A comprehensive field- and temperature-dependent examination of nuclear magnetic resonance paramagnetic relaxation enhancements (PREs) for the constitutive protons of [Co­(Tpm)2]­[BF4]2 is presented. Data for an apically substituted derivative clearly establish that bis-Tpm complexes of Co­(II) undergo Jahn–Teller dynamics about the molecular threefold axis. PREs from the parent Tpm complex were used to numerically extract the electron relaxation times (T 1e).
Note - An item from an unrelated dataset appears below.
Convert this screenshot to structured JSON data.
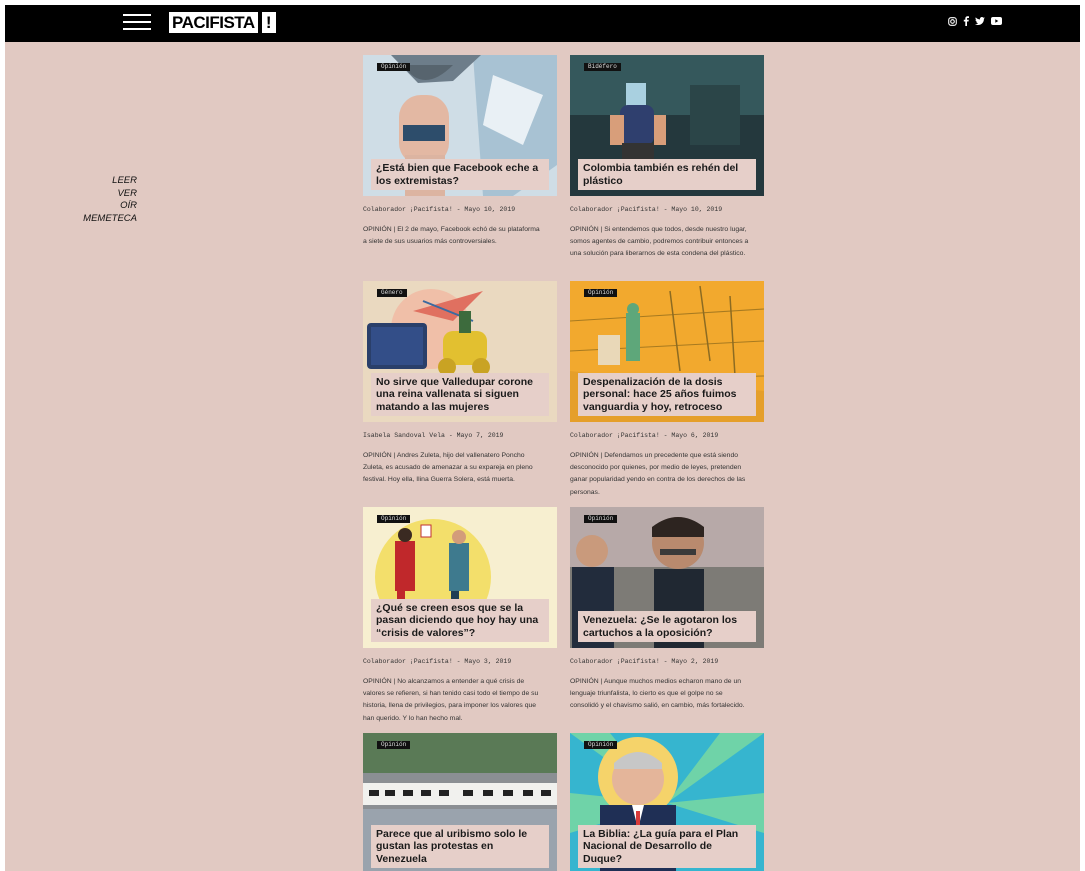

The Tpm complex showed field-dependent behavior, with an approximately 40% higher activation barrier than the related trispyrazolylborate (Tp) complex, based on fits to the T 1e vs T, B 0 data. Analysis of the field-dependent line widths revealed a surprisingly large contribution from susceptibility (Curie) relaxation (20–35% at the highest field), and a molecular radius (9.5 Å) that is consistent with a tightly associated counterion slowing rotation in solution. Density functional theory showed a shared vibration that is consistent with the Jahn–Teller and appears proportionately higher in energy in [Co­(Tpm)2]2+. Complete active-space self-consistent field calculations support ascribing electron relaxation to enhanced mixing of the two E g orbital sets that accompanies the tetragonal distortion and the differences in electron correlation times to the higher Jahn–Teller activation barrier in [Co­(Tpm)2]2+.